Structure of the Agreement
The basic document is a stipulation of settlement. Phoenix agrees to create a $42.5 million settlement fund and agrees not to object to a request for plaintiffs' attorney fees of one-third of the settlement fund (about $14.2 million). Phoenix agrees to pay plaintiffs' attorney expenses and the settlement expenses out of the settlement fund, leaving a net settlement fund of around $27 million. Phoenix agrees to pay an additional $6 million in plaintiffs' attorney fees outside the settlement fund, so that the total plaintiffs' attorney fees are about $20.2 million. No funds will revert to Phoenix, and the settlement includes broad releases. The parties entered into a separate, confidential agreement allowing Phoenix to terminate the agreement in the event too many class members opt out.

The system for allocating the net settlement fund among the class members is the responsibility of the plaintiffs' attorneys. Phoenix states that it is not insolvent, and that the payments required under the settlement will not render Phoenix insolvent. Phoenix agrees not to impose further COI increases on the class members until after the end of 2020.

There are three exhibits attached to the stipulation of agreement. Exhibit A is the notice to be sent to class members informing them of the settlement, offering them an opportunity to object to or opt out of the settlement, and inviting them to attend the fairness hearing.

Exhibit B is the proposed order for Judge McMahon to issue. She crossed out the word "proposed" and issued the order on June 3. She preliminarily approved the settlement as "fair, reasonable and adequate to the class," conditionally certified the class for purposes of the settlement, appointed Susman Godfrey LLP as class counsel for purposes of the settlement, appointed Rust Consulting as the settlement administrator. and scheduled a hearing for September 9, 2015.

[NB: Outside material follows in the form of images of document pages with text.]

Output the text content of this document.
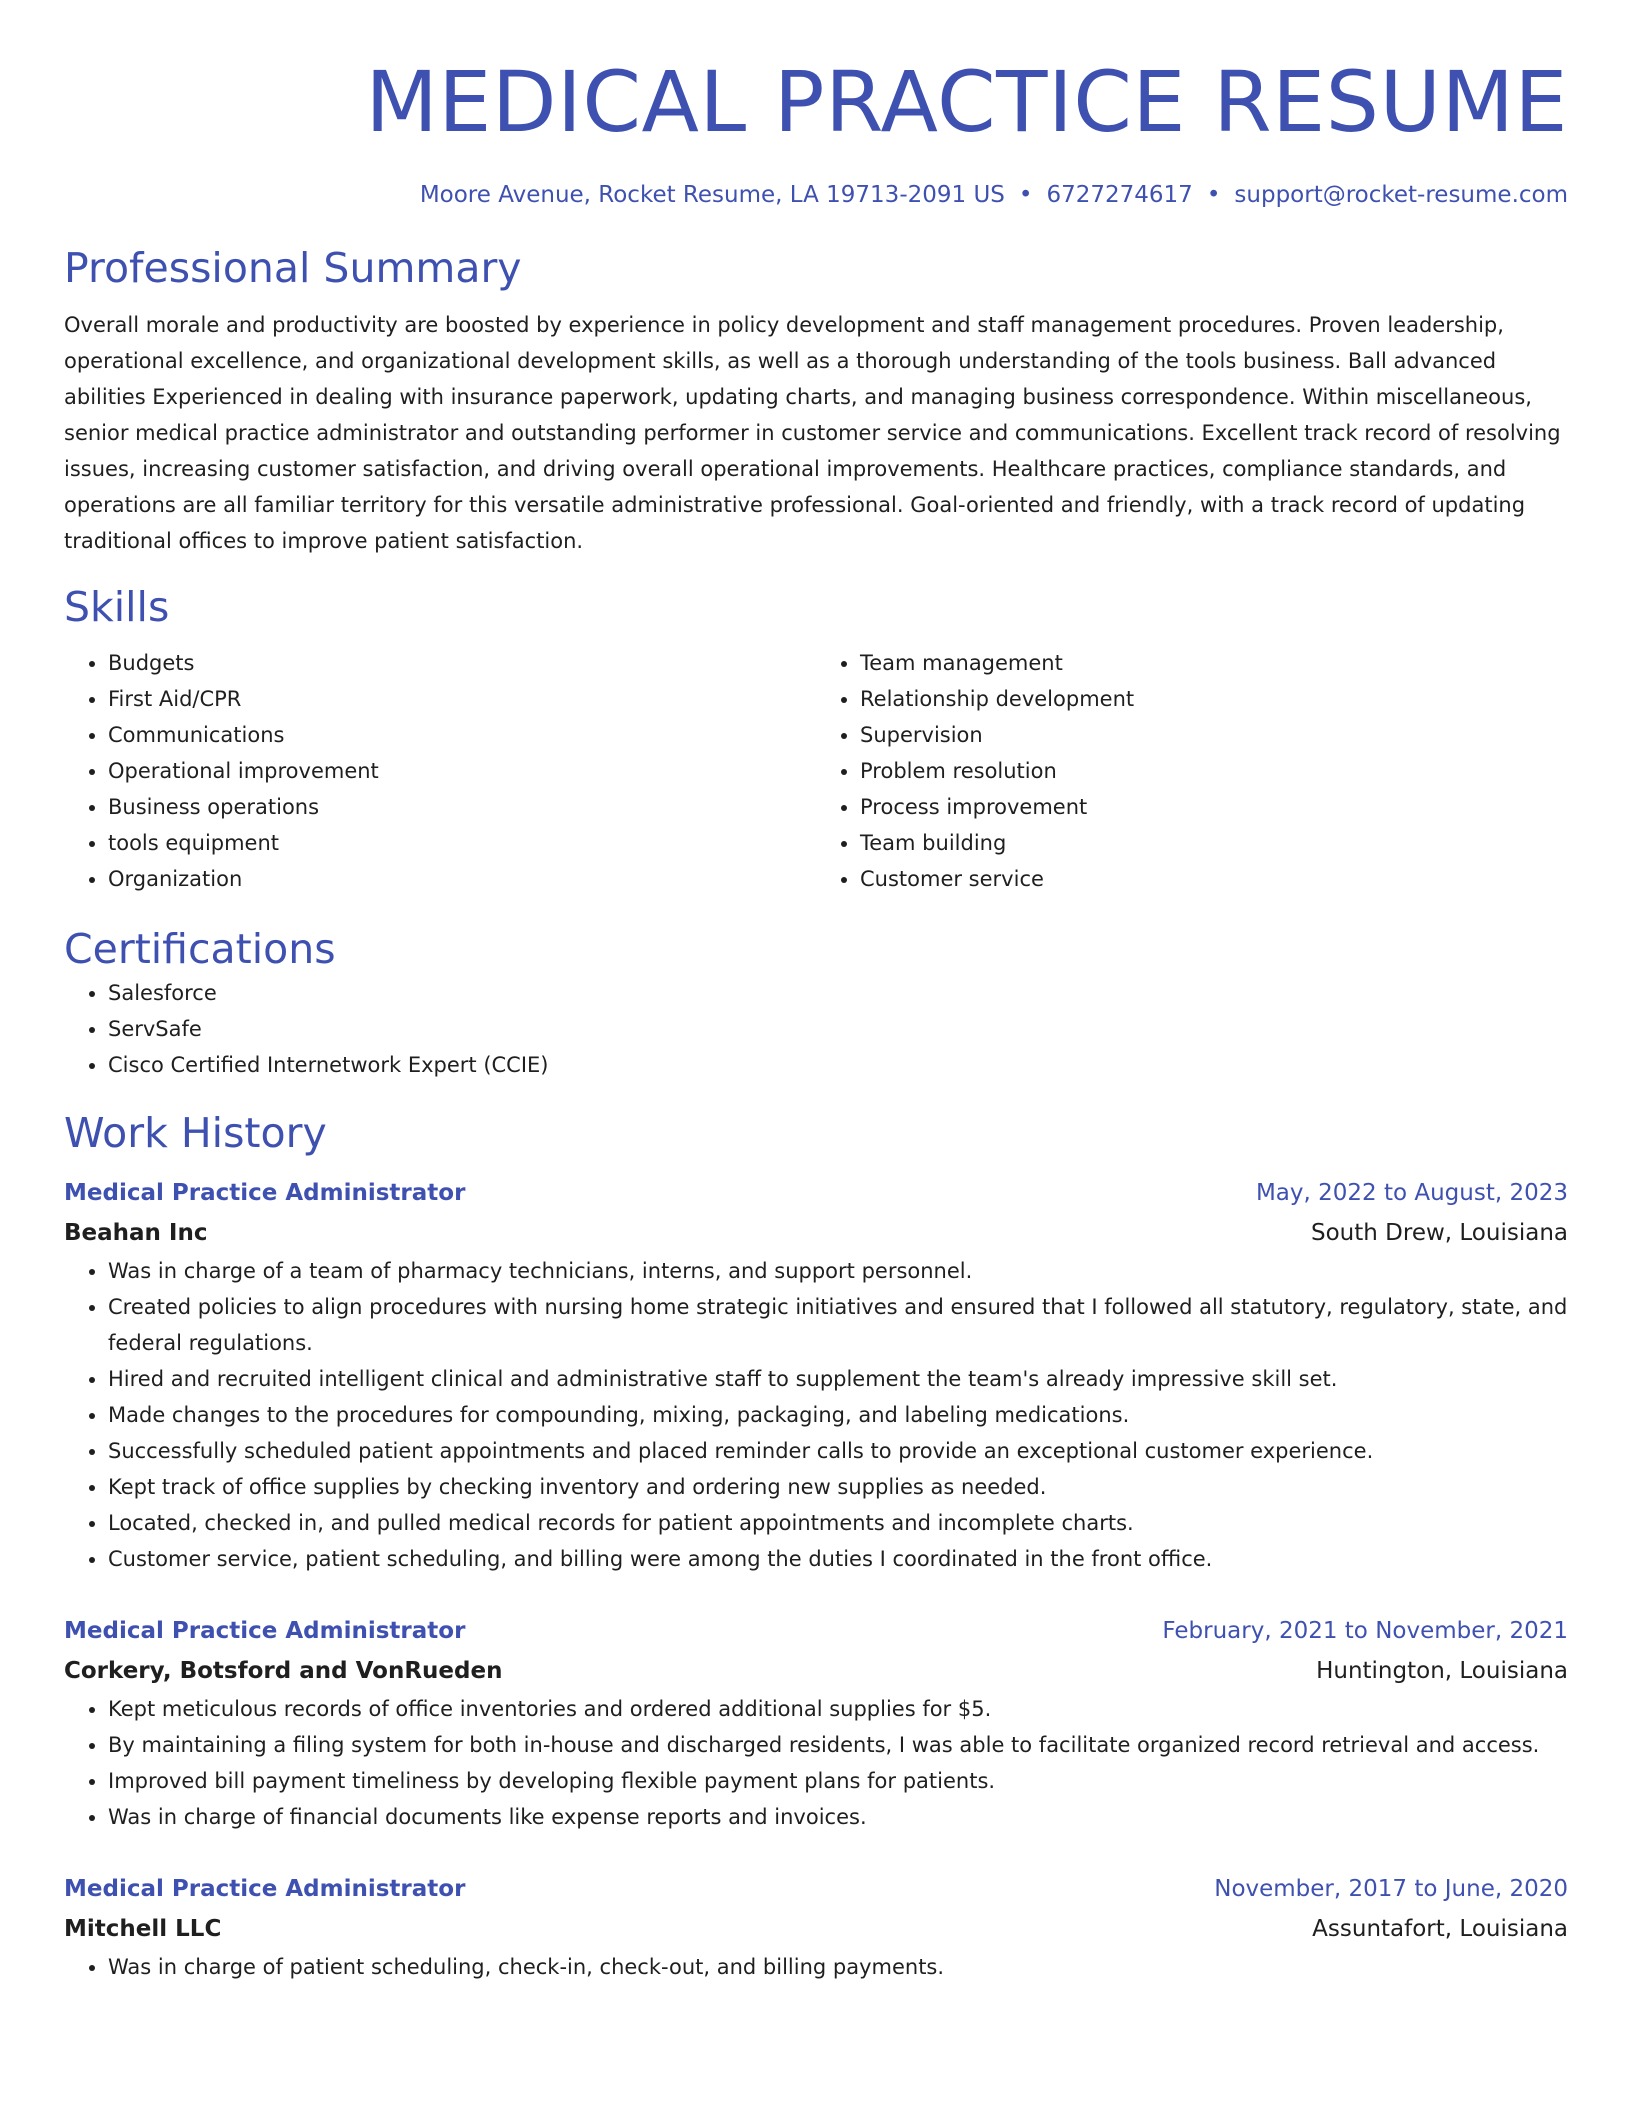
MEDICAL PRACTICE RESUME
Moore Avenue, Rocket Resume, LA 19713-2091 US • 6727274617 • support@rocket-resume.com
Professional Summary

Overall morale and productivity are boosted by experience in policy development and staff management procedures. Proven leadership, operational excellence, and organizational development skills, as well as a thorough understanding of the tools business. Ball advanced abilities Experienced in dealing with insurance paperwork, updating charts, and managing business correspondence. Within miscellaneous, senior medical practice administrator and outstanding performer in customer service and communications. Excellent track record of resolving issues, increasing customer satisfaction, and driving overall operational improvements. Healthcare practices, compliance standards, and operations are all familiar territory for this versatile administrative professional. Goal-oriented and friendly, with a track record of updating traditional offices to improve patient satisfaction.

Skills
• Budgets
• First Aid/CPR
• Communications
• Operational improvement
• Business operations
• tools equipment
• Organization
• Team management
• Relationship development
• Supervision
• Problem resolution
• Process improvement
• Team building
• Customer service
Certifications
• Salesforce
• ServSafe
• Cisco Certified Internetwork Expert (CCIE)
Work History
Medical Practice Administrator	May, 2022 to August, 2023
Beahan Inc	South Drew, Louisiana
• Was in charge of a team of pharmacy technicians, interns, and support personnel.
• Created policies to align procedures with nursing home strategic initiatives and ensured that I followed all statutory, regulatory, state, and federal regulations.
• Hired and recruited intelligent clinical and administrative staff to supplement the team's already impressive skill set.
• Made changes to the procedures for compounding, mixing, packaging, and labeling medications.
• Successfully scheduled patient appointments and placed reminder calls to provide an exceptional customer experience.
• Kept track of office supplies by checking inventory and ordering new supplies as needed.
• Located, checked in, and pulled medical records for patient appointments and incomplete charts.
• Customer service, patient scheduling, and billing were among the duties I coordinated in the front office.
Medical Practice Administrator	February, 2021 to November, 2021
Corkery, Botsford and VonRueden	Huntington, Louisiana
• Kept meticulous records of office inventories and ordered additional supplies for $5.
• By maintaining a filing system for both in-house and discharged residents, I was able to facilitate organized record retrieval and access.
• Improved bill payment timeliness by developing flexible payment plans for patients.
• Was in charge of financial documents like expense reports and invoices.
Medical Practice Administrator	November, 2017 to June, 2020
Mitchell LLC	Assuntafort, Louisiana
• Was in charge of patient scheduling, check-in, check-out, and billing payments.
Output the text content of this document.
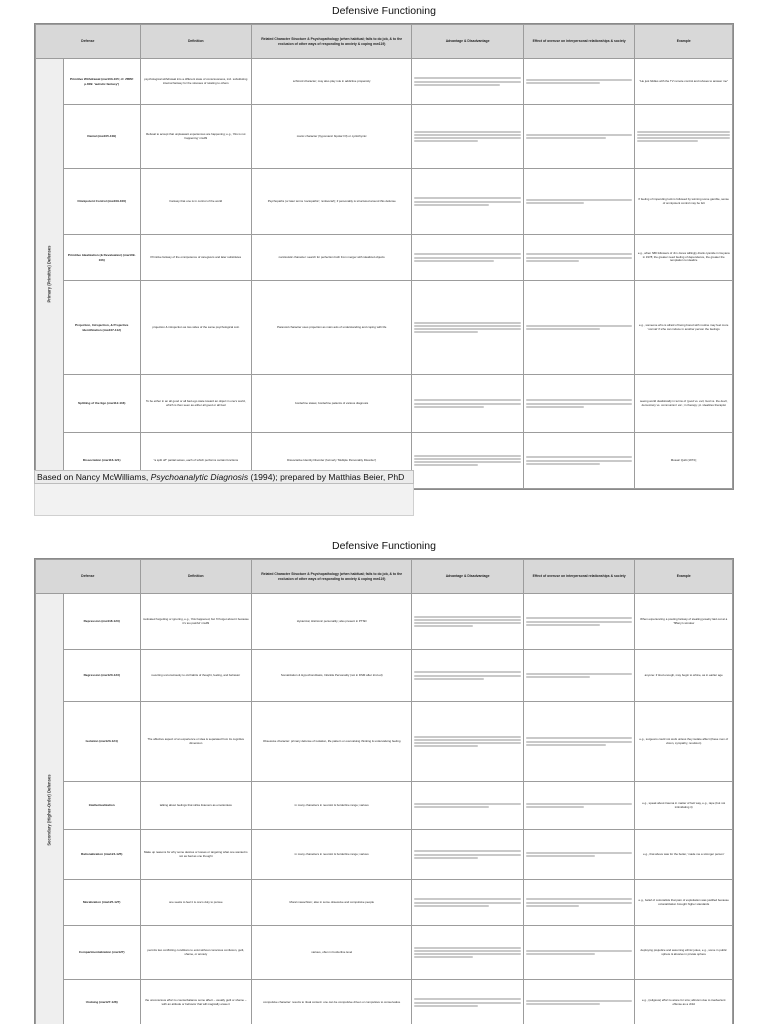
Defensive Functioning
Defense		Definition	Related Character Structure & Psychopathology (when habitual; fails to do job, & to the exclusion of other ways of responding to anxiety & coping mw119)	Advantage & Disadvantage	Effect of overuse on interpersonal relationships & society	Example

Primary (Primitive) Defenses	Primitive Withdrawal (mw103-105; cf. ZBBF p.809: 'autistic fantasy')	psychological withdrawal into a different state of consciousness, incl. substituting internal fantasy for the stresses of relating to others	schizoid character; may also play role in addictive propensity			"He just fiddles with the TV remote control and refuses to answer me"
	Denial (mw105-109)	Refusal to accept that unpleasant experiences are happening; e.g., 'this is not happening' mw09	manic character (hypomanic bipolar I/II) or cyclothymic	

	Omnipotent Control (mw109-106)	Fantasy that one is in control of the world	Psychopaths (or later terms 'sociopathic', 'antisocial'); if personality is structured around this defense			If feeling of impending luck is followed by winning some gamble, sense of omnipotent control may be felt
	Primitive Idealization (& Devaluation) (mw109-106)	Primitive fantasy of the omnipotence of caregivers and later substitutes	narcissistic character: search for perfection both from merger with idealized objects			e.g., when NBI followers of Jim Jones willingly drank cyanide in Guyana in 1978; the greater need feeling of dependence, the greater the temptation to idealize
	Projection, Introjection, & Projective Identification (mw107-112)	projection & introjection as two sides of the same psychological coin	Paranoid character uses projection as main axis of understanding and coping with life			e.g., someone who is afraid of being bored with routine may feel more 'normal' if s/he can induce in another person the feelings
	Splitting of the Ego (mw112-116)	To be either in an all good or all bad ego state toward an object in one's world, which is then seen as either all good or all bad	borderline states; borderline patients of various diagnosis			seeing world dualistically in terms of 'good vs. evil, God vs. the devil, democracy vs. communism' etc.; in therapy: pt. idealizes therapist
	Dissociation (mw116-121)	"a split off" partial selves, each of which performs certain functions	Dissociative Identity Disorder (formerly 'Multiple Personality Disorder')			Mosaic Quilt (1973);
Based on Nancy McWilliams, Psychoanalytic Diagnosis (1994); prepared by Matthias Beier, PhD
Defensive Functioning
Defense		Definition	Related Character Structure & Psychopathology (when habitual; fails to do job, & to the exclusion of other ways of responding to anxiety & coping mw119)	Advantage & Disadvantage	Effect of overuse on interpersonal relationships & society	Example

Secondary (Higher-Order) Defenses	Repression (mw118-123)	motivated forgetting or ignoring, e.g., 'this happened, but I'll forget about it because it's too painful' mw99	Hysterical, Histrionic personality; also present in PTSD			When experiencing a pouting fantasy of stealing jewelry laid out at a Tiffany's window
	Regression (mw120-123)	reverting unconsciously to old habits of thought, feeling, and behavior	Somatization & Hypochondriasis, Infantile Personality (not in DSM after 2nd ed)			anyone: if tired enough, may begin to whine, as in earlier age
	Isolation (mw123-124)	The affective aspect of an experience or idea is separated from its cognitive dimension	Obsessive character: primary defense of isolation, life pattern or overvaluing thinking & undervaluing feeling			e.g., surgeons could not work unless they isolate affect (these men of vision, sympathy, revulsion)
	Intellectualization	talking about feelings that strike listeners as emotionless	in many characters in neurotic & borderline range; various			e.g., speak about trauma in matter of fact way, e.g., rape (but not intimidating it)
	Rationalization (mw124-125)	Make up reasons for why some desires or losses or targeting what one wanted is not as bad as one thought	in many characters in neurotic & borderline range; various			e.g., that above was for the better, 'made me a stronger person'
	Moralization (mw125-127)	one seeks to feel it is one's duty to pursue	Moral masochism; also in some obsessive and compulsive people			e.g., belief of colonialists that pain of exploitation was justified because colonialization brought higher standards
	Compartmentalization (mw127)	permits two conflicting conditions to exist without conscious confusion, guilt, shame, or anxiety	various, often in borderline level			deploying prejudice and assuming ethnic jokes, e.g., some in public sphere & abusive in private sphere
	Undoing (mw127-128)	the unconscious effort to counterbalance some affect – usually guilt or shame – with an attitude or behavior that will magically erase it	compulsive character: resorts to ritual content: one can be compulsive driven or compulsive to conservative			e.g., (religious) effort to atone for sins; altruism due to inadvertent offense as a child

Exhibit C shows proposed letters providing required notices to certain interested parties about the proposed agreement. Among those parties are the U.S. Attorney General, the coordinator of the federal Class Action Fairness Act, and state insurance regulators.

The Brief Initial Description
As mentioned earlier, the description of the settlement in the 8-K filed May 1 was very brief. Phoenix said it "will establish a Settlement fund," "will pay a class counsel fee if the Settlement is approved," "agreed to pay a total of $48.5 million," and "expects to incur a $48.5 million charge in the first quarter of 2015."

The brief description implied that Phoenix is proposing to create a $48.5 settlement fund. As explained above, the gross settlement fund is $42.5 million, and the other $6 million is an extra payment to the plaintiffs' attorneys.

General Observations
I am not sufficiently familiar with the cases to express an opinion about the fairness of the proposed settlement, or about whether the $20.2 million in fees for the plaintiffs' attorneys are reasonable. I also do not know whether the system the plaintiffs' attorneys will use to allocate the net settlement fund of around $27 million will be fair.

I am puzzled about the provision under which Phoenix promises not to impose further COI increases until after 2020. All the insureds were at least 68 years old when the policies were issued about a decade ago, and by 2021 the surviving insureds will be in their 80s and 90s.

It is impossible to know what will happen in the other COI lawsuits in which Phoenix is involved. However, the proposed settlement provides a template for settlements of those cases.